千一夜物語
神羅は時々自室に引き篭もる時がある。

今まではそれを別になんとも思っていなかったが、最近よく咳をするようになり、その度に自室に下がることが増えたため、黎は神羅の後を追って部屋へ入った。


「…っ、神羅!?」


そして黎が見たのは――背中を丸めてうずくまり、咳が止まらず喘いでいる神羅の姿だった。

傍には血に染まった手拭いが落ちていて、一気に青ざめた黎は、伊能と伊能の息子である綱を呼んですぐさま薬師を呼ぶように叫んだ。


「神羅!神羅、目を開けてくれ!」


事切れたように気を失ってしまった神羅の肩を揺さぶっていると、澪が黎を押し退けて床に神羅を横たえさせた。


「神羅ちゃん、やっぱり病に罹ってたんだね…」


袖を捲ると腕には赤い発疹があり、やって来た薬師は手拭いで口元を覆いながら、唸った。

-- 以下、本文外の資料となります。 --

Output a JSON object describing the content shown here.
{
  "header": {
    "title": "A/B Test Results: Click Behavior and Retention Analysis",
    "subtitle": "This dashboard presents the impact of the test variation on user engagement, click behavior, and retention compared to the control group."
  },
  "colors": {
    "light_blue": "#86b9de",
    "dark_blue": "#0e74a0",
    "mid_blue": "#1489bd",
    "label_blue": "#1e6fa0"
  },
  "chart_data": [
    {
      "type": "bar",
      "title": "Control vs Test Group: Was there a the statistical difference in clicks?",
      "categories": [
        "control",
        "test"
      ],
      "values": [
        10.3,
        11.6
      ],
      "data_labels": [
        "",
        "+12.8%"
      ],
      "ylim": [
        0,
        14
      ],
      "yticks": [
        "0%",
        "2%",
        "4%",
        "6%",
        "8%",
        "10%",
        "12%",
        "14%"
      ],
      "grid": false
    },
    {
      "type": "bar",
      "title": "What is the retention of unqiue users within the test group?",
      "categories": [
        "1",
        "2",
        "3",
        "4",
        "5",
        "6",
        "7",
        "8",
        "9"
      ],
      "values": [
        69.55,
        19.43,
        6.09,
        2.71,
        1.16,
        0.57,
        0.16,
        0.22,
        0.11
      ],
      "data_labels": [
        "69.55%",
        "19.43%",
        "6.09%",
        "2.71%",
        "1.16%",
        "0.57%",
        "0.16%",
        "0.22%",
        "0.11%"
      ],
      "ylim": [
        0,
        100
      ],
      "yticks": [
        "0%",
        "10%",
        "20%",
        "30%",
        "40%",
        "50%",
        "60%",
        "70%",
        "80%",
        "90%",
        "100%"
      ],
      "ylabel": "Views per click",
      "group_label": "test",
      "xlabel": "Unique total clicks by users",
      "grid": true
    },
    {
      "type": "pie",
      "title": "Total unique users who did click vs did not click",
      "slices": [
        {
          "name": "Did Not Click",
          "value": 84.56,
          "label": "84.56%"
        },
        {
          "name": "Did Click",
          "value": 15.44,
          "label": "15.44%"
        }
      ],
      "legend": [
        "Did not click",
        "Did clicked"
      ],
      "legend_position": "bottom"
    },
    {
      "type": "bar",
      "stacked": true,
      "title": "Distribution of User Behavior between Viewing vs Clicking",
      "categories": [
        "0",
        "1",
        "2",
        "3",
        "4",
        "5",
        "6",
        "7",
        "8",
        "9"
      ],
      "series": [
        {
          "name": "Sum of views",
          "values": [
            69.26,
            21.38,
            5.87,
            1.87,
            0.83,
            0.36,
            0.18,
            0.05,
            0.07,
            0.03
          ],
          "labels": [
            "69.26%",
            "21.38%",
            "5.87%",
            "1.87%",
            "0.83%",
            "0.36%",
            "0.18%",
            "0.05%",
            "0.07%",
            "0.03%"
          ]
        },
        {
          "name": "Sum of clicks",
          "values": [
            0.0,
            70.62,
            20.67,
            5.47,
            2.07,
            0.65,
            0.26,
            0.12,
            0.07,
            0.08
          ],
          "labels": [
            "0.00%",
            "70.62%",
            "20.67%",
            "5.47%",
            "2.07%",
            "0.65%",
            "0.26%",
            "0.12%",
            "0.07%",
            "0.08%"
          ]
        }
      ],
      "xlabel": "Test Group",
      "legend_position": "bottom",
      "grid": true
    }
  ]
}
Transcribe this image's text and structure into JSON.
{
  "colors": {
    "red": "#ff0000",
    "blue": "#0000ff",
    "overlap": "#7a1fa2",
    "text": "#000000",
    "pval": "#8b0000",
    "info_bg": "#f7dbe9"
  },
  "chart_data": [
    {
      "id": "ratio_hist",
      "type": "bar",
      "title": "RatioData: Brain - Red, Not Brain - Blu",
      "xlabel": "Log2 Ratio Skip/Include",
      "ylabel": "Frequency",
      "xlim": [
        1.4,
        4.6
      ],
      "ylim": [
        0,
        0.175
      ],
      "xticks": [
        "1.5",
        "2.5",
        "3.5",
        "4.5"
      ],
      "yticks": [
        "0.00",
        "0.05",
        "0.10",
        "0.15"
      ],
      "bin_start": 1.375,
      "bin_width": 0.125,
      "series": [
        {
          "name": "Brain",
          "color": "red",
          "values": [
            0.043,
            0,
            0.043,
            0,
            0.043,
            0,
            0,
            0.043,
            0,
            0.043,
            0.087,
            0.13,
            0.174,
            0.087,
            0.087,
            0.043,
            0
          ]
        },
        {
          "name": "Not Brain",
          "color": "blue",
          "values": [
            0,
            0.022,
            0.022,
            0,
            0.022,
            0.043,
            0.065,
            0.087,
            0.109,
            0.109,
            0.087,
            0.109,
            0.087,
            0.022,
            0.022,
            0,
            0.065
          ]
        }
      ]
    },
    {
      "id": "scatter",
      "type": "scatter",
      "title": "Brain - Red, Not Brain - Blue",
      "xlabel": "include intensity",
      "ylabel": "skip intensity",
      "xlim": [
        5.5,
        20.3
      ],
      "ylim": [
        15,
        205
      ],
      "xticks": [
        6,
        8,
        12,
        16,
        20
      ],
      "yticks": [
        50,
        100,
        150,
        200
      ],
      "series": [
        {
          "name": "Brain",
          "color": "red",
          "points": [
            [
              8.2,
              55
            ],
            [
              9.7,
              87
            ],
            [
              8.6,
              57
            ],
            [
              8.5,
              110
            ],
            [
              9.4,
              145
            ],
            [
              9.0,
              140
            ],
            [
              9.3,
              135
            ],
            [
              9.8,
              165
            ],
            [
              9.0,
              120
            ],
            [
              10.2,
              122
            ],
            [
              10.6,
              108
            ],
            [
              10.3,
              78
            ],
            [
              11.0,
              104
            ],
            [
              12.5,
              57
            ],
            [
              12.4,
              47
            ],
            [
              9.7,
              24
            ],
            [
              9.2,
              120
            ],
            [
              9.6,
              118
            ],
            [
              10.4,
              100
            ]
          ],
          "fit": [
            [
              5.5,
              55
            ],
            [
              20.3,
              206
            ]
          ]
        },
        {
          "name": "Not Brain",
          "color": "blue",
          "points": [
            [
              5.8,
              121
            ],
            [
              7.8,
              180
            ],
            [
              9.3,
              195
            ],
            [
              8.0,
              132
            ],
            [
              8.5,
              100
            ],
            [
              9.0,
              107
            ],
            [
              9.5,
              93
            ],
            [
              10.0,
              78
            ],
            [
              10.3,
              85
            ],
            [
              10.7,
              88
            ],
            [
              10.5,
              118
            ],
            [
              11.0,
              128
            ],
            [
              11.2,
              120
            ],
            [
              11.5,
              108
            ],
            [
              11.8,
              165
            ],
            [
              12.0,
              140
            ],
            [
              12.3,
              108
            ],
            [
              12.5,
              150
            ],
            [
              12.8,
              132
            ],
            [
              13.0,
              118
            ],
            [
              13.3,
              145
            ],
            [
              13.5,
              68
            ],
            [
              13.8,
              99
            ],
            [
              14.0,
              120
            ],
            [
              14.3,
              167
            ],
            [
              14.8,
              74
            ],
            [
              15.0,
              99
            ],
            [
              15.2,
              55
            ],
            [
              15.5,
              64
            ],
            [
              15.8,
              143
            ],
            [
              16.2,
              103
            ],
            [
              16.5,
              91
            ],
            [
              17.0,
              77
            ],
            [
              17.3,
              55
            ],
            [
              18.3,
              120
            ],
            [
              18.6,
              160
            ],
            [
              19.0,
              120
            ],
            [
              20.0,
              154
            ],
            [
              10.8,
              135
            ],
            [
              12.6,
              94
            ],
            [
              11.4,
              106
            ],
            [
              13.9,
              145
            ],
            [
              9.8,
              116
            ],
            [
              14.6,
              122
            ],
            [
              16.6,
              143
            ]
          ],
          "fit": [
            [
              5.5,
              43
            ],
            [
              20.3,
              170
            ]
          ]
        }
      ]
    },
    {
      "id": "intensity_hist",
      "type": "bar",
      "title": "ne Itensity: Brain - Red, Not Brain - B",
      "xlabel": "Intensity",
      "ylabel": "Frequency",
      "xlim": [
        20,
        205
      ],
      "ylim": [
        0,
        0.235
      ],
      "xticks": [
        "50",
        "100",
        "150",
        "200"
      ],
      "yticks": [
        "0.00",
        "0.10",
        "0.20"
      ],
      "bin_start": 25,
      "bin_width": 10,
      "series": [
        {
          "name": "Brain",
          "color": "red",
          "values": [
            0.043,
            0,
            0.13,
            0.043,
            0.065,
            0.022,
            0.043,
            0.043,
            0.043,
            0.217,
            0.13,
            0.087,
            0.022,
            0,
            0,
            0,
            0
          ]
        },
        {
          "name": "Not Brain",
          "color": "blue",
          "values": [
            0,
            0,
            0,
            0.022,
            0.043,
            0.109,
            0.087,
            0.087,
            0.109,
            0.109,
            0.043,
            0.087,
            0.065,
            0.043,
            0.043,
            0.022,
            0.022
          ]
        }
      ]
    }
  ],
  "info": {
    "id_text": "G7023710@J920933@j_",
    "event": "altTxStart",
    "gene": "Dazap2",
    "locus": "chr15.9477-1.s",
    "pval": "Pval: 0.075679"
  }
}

「これは赤斑瘡(あかもがさ)にございます。最近都ではやり始めた流行り病で治療法がなく…」


「そんな!どうにかしてくれ!神羅の命を、どうか…っ!」


人の病は妖には移らない。

気を失ったまま目覚めない神羅の傍から離れることができず――薬師からの宣告を受けた。


「もって数日でしょう…」


「そんな…っ!俺は、どうすれば…っ」


「黎明さん……」


いつかはこんな日がやって来る。

それは覚悟していたはずなのに、いざその日が来ると心が悲鳴を上げて、神羅の手を握った。


「霊薬を飲ませていたはずなのに…どうしてなんだ…」


「母様!」


ふらりと戻って来た桂が知らせを受けて部屋に飛び込んで来ると、唇を震わせながら傍に座った。


「母様…母様…!」


呼びかけても目覚めない神羅からすっと目を外して本棚の上に置いてある壺を見た桂は、立ち上がってそれを手にすると、蓋を外した。


「さあ、母様…これを」


「それは…俺が神羅にやった薬じゃないか。何故そこに…」


桂は切れ長の目に涙をいっぱい溜めて、唇を噛み締めた。


「人としての寿命を全うしたいと言っていました。自然に任せて生きたいと…」


「神羅…神羅…!」


もうあのはにかむような笑みは見ることができないのか?


「母様、飲んで」


黎は桂から霊薬を受け取って口に入れると、水を含んで口移しで霊薬を飲ませた。


逝ってほしくない――

神羅、目覚めてくれ。


その日はじめて、百鬼夜行を休んだ。